Meditating teaches you to keep control of your thoughts. You can then better control your ups and downs throughout the day. When you reduce the distance travelled on the emotional roller coaster, you increase your resistance to mental and physical breakdown.
3. Chunk it out
Huge problems are incredibly stressful. So how does one deal with an enormous challenge? Breaking into smaller ones. Concentrating well for 20 minutes is hard. When meditating, your goals isn’t to focus for 20 minutes. It is to focus in the moment, for 10 breaths and to keep that focus up for 20 minutes.
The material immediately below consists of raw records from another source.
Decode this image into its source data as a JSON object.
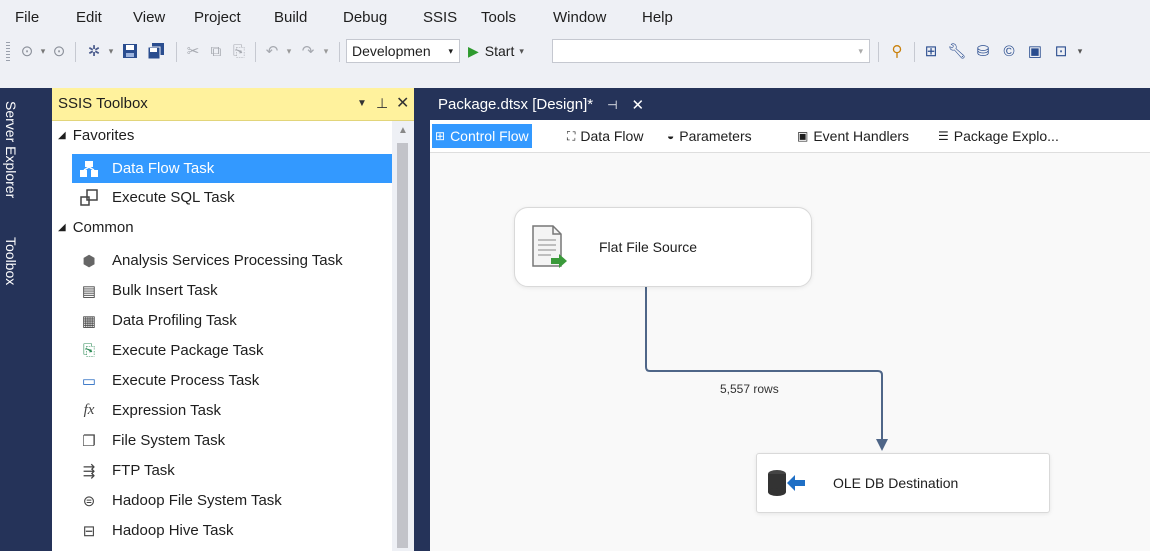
{
  "menu": [
    "File",
    "Edit",
    "View",
    "Project",
    "Build",
    "Debug",
    "SSIS",
    "Tools",
    "Window",
    "Help"
  ],
  "toolbar": {
    "config_value": "Developmen",
    "start_label": "Start"
  },
  "side_tabs": [
    "Server Explorer",
    "Toolbox"
  ],
  "toolbox": {
    "title": "SSIS Toolbox",
    "favorites_label": "Favorites",
    "favorites": [
      "Data Flow Task",
      "Execute SQL Task"
    ],
    "common_label": "Common",
    "common": [
      "Analysis Services Processing Task",
      "Bulk Insert Task",
      "Data Profiling Task",
      "Execute Package Task",
      "Execute Process Task",
      "Expression Task",
      "File System Task",
      "FTP Task",
      "Hadoop File System Task",
      "Hadoop Hive Task"
    ]
  },
  "document_tab": "Package.dtsx [Design]*",
  "designer_tabs": [
    "Control Flow",
    "Data Flow",
    "Parameters",
    "Event Handlers",
    "Package Explo..."
  ],
  "diagram": {
    "source": "Flat File Source",
    "path_label": "5,557 rows",
    "destination": "OLE DB Destination"
  },
  "colors": {
    "selection": "#3399ff",
    "dark_frame": "#253359",
    "toolbox_header": "#fff29d",
    "start_green": "#2e9a2e"
  }
}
During the race, before heading into the bitter elements, I focused on the obstacles the day would present before meeting them. A mantra began to develop: balanced, strong and grateful, repeated in my head throughout the race and carried me, hour to hour and day to day, to the end of the competition.
4. Calm in the storm
Sometimes it is the pre-trial that sets the stage for the main event. Four weeks before I left for Antarctica I sprained my ankle. I saw my adventuring life flash before my eyes. I had two options: freak out or breath in deep and do some self-diagnoses. I was present, calm and started problem solving. Over the next two hours I got professional input, focused on reducing inflammation and started a plan for healing and rehab. I focused on was hourly icing, daily healing and meeting weekly improvement mileposts to get back up on my feet and gaining the strength to get to the start line. When I look back, this is a part of my race I am most proud of. Meditation provided patience pre-race that allowed me to leverage calm and presence during the race.
When I returned from the race, people asked how I would describe Antarctica.
Antarctica is like experiencing silence, pure stillness, beauty, presence, and a calm that I am likely never to see again in my lifetime.
Meditation is as close as you can get to that feeling at home.
If you are interested in bringing more calm and presence into your life three apps I would look at are:
Each app has pros and cons. Try them out and find the one that is right for you.
Based on the success, the impact and calm meditation has brought me,I am committed to 30 minutes per day in 2017.
To a calm, intentional and thoughtful 2017 ahead.